2. What works for one athlete, you do not need to work! - Each athlete has a unique set of strengths and weaknesses. Without a proper assessment, an athlete cannot concentrate and maximize his efforts to improve weaknesses and significantly lag behind his sports potential.
3. There is no guarantee of how much YOU increase your vertical, decrease your mark by 40 yards, etc. - The important fact is that your improvement will be based on how you attack your weaknesses. Regarding speaking, you should be able to reach your potential if your shortcomings are solved according to the qualities you learn.
4. Understand when you maximize one skill and focus on improving the next skill. Often, athletes became obsessed with the constant desire to improve one skill (for example, jump) and sacrifice another skill. It is important to understand when you have reached your genetic ceiling to improve a particular skill. Instead, focus less time on improving this particular skill and just try to keep it as part of a balanced performance improvement procedure. Spend more time improving skills that have more room for improvement to become the most complete athlete you can become in your sport.

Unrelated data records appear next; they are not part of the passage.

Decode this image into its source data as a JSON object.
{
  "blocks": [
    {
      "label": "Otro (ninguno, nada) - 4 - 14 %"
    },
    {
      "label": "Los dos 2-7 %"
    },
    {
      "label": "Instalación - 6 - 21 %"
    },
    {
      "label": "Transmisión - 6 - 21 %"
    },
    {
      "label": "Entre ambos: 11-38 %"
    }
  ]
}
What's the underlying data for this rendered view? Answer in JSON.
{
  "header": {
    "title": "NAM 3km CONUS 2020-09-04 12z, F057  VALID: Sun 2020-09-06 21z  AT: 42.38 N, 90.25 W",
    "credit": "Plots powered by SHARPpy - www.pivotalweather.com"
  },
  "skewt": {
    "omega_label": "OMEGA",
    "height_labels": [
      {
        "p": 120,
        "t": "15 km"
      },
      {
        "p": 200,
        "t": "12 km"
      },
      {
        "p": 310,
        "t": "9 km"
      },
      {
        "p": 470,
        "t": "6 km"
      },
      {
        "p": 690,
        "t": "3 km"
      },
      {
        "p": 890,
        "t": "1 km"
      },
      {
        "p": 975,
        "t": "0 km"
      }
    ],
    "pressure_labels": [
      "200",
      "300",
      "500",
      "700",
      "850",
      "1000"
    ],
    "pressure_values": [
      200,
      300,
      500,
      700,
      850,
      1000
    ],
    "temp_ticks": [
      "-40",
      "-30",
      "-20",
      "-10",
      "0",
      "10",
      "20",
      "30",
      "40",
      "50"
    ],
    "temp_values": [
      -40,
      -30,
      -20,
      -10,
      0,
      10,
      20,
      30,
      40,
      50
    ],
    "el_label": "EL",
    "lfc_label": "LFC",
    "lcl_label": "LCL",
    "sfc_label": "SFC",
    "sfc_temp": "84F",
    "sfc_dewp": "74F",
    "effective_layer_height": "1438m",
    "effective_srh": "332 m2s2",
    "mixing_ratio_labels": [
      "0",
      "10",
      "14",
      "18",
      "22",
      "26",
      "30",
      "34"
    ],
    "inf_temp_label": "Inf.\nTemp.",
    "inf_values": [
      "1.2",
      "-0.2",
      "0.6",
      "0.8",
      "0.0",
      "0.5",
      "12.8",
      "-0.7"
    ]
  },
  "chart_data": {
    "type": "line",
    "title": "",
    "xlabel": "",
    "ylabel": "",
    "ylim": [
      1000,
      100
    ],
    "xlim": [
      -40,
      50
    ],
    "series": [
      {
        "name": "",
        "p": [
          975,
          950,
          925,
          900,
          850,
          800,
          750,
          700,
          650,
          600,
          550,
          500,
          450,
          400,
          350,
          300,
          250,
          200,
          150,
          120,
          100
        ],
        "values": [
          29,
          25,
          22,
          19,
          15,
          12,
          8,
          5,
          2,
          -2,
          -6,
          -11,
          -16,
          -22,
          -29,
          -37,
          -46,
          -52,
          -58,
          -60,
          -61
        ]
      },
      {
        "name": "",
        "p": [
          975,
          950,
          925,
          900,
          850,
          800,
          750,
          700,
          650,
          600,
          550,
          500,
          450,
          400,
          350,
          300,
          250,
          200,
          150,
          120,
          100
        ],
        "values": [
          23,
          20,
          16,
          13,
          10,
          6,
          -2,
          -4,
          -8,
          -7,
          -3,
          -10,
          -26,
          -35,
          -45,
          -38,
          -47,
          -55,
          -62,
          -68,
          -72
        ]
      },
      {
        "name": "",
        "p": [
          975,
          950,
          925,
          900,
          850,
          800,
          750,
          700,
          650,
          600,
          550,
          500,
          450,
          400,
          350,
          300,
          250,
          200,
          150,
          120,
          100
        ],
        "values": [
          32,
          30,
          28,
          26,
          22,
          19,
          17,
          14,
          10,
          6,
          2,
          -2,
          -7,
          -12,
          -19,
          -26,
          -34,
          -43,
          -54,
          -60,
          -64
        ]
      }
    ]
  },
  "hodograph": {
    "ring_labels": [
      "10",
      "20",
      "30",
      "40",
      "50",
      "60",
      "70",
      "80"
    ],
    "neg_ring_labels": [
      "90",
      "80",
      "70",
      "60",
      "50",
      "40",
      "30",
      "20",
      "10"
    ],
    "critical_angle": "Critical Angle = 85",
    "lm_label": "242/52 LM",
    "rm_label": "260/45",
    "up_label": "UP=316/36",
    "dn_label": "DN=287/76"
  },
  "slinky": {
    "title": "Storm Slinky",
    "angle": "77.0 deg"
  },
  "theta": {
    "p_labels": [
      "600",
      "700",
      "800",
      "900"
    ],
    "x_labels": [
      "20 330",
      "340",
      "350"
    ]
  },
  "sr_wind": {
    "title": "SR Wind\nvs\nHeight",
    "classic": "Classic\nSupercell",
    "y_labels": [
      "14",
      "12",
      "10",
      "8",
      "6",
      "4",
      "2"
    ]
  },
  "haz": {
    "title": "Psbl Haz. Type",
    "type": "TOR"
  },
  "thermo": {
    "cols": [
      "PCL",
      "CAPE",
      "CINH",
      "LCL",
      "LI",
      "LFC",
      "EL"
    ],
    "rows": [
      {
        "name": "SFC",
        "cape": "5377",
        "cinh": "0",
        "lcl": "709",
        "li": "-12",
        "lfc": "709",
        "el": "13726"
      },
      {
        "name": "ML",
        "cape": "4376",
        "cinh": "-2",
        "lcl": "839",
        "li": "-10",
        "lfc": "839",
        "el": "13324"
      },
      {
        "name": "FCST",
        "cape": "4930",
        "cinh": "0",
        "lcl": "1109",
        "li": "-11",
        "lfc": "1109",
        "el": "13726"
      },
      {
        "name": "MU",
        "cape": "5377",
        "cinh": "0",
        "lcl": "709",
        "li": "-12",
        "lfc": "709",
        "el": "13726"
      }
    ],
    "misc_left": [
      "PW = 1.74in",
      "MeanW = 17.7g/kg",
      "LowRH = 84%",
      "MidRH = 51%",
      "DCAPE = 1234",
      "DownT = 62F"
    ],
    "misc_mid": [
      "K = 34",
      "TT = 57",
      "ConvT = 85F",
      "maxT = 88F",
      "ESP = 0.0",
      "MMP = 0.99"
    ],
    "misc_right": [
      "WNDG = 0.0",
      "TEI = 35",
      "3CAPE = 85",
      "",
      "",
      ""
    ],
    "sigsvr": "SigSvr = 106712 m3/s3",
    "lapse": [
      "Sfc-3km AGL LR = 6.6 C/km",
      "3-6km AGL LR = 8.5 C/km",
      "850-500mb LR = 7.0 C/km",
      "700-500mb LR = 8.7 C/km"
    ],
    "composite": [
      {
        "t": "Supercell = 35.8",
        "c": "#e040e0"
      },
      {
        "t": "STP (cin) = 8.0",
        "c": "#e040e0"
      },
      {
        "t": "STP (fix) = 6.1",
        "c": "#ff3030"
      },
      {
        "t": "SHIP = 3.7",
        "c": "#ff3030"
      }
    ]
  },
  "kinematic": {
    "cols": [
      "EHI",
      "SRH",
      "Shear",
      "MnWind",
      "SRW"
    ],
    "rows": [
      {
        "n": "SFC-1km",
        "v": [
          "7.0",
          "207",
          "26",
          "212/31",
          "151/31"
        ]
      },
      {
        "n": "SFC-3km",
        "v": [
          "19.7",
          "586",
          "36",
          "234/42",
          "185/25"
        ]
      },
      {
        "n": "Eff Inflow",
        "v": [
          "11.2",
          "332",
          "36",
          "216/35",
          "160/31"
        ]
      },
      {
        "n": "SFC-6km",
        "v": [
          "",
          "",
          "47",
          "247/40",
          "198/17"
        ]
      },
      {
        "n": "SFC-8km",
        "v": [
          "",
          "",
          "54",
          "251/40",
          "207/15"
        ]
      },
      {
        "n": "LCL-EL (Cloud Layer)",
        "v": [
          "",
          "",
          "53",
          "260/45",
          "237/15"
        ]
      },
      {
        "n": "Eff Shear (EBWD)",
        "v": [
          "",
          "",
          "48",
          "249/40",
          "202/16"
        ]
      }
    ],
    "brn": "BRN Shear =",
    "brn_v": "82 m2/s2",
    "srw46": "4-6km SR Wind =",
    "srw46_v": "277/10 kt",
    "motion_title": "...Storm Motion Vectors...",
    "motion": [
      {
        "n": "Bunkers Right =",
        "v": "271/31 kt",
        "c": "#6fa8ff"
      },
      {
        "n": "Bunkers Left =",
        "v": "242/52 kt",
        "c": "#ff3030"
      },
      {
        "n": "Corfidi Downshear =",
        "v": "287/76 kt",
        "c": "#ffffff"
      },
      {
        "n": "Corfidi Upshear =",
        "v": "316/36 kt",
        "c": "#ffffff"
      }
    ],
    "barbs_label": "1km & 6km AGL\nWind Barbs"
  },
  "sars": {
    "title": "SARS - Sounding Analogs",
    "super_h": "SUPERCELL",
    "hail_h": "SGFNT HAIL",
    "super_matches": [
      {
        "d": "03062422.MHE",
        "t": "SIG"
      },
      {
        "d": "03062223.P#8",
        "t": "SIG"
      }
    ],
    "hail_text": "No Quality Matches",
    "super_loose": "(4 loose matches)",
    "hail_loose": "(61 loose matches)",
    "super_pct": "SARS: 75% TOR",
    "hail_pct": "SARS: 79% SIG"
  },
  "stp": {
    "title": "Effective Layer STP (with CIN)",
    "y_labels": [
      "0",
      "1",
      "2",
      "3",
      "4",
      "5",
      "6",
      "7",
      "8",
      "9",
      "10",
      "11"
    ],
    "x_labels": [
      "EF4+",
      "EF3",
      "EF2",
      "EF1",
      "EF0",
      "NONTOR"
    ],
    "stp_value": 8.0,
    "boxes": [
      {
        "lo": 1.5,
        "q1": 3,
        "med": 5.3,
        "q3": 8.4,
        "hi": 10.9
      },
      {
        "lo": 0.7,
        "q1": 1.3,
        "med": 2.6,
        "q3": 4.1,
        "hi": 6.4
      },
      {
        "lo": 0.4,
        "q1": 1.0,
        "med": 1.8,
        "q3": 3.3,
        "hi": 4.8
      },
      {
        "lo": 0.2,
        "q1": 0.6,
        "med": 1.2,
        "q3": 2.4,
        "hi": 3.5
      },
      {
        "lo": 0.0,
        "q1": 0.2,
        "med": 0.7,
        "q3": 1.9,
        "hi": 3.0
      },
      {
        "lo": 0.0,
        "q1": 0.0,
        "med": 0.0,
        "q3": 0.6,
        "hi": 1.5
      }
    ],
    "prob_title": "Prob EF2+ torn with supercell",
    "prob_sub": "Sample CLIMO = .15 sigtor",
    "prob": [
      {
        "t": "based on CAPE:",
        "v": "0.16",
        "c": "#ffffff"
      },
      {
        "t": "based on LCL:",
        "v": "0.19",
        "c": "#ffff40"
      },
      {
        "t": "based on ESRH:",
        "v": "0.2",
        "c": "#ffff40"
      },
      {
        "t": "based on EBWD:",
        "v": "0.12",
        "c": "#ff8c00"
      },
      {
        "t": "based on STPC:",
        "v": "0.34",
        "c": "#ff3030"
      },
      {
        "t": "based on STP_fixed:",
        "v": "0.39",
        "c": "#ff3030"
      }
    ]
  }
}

In general, always stay abreast of countless features that can be improved for your sport. Focus on all the small aspects of a full player. Remember that if your sport is not athletics, you will not be obsessed with gross physical abilities (for example, jumping, sprinting, etc.) and your measurements for these skills. Most likely, it will be a much more subtle skill that everyone else doesn’t see (for example, how quickly he turns his hips while trying to play defense in basketball and drive past the enemy, foot, etc.), which will allow you to separate from competition. Otherwise, all the excellent athletes in athletics automatically dominate all other sports. The beauty of athletic performance enhancement is that there is always a new skill / skill that needs to be taught that has been missed and not prepared to the maximum - you just need to be diligent enough to open it!